Сон пропал. Пойду, умоюсь. – Что-нибудь принести, мама?
  - Да, немного рисовой каши.
  Я умылся и пошёл на кухню за кашей. Тщательно рассмотрев каждое зёрнышко, я принёс тарелочку каши в комнату на маленьком подносике.
  - Вкусно? Да, спасибо, Димочка. Кто так кричит на улице, у меня раскалывается голова от крика?
  - Это дети, они там играют.
  - У них ужасно громкие голоса, это невыносимо, - мама бросила тарелочку на диван. – У меня просто лопается голова от крика!

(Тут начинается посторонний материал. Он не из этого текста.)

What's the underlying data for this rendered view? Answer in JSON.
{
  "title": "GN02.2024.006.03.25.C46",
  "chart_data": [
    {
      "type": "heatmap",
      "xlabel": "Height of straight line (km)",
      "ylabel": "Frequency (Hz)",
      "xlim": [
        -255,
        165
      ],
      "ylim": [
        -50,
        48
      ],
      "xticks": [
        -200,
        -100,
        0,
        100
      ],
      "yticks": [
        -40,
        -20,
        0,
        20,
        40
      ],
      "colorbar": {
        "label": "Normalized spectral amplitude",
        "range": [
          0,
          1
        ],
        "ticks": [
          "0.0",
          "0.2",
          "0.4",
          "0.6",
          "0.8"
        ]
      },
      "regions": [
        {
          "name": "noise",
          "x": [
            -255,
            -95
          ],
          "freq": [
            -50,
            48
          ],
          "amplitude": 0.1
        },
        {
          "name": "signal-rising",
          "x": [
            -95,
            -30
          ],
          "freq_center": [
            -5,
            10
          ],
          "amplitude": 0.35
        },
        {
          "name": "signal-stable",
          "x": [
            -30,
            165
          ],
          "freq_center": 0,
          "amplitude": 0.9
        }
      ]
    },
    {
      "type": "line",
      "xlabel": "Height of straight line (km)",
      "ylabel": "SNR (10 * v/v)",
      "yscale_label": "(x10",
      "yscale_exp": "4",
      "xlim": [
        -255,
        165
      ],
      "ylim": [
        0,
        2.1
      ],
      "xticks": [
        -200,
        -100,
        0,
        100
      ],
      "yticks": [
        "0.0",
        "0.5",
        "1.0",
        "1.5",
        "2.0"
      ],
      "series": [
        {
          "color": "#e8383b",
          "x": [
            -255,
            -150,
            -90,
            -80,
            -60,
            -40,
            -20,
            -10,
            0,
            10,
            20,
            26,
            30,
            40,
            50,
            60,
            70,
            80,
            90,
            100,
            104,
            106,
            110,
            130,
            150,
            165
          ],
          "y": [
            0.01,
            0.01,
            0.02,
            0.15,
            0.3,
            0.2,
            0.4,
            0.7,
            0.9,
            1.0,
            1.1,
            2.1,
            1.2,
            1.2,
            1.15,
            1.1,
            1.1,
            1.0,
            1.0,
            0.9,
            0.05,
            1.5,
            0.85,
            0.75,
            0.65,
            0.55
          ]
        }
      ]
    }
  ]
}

  - Они всегда кричат, мама, это же дети, я тоже кричал в их возрасте, - говорил я, собирая кашу с дивана.
  - Нет, ты так не орал, у тебя был нежный голосок, я знаю это лучше, а ты не можешь помнить, ты тогда был маленький!
  - Отчего же, я помню, - опрометчиво возразил я, - у меня был тонюсенький, но громкий голосок, когда Антошка обижал меня, я плакал тонюсеньким голоском, и ты говорила, чтобы я перестал пищать.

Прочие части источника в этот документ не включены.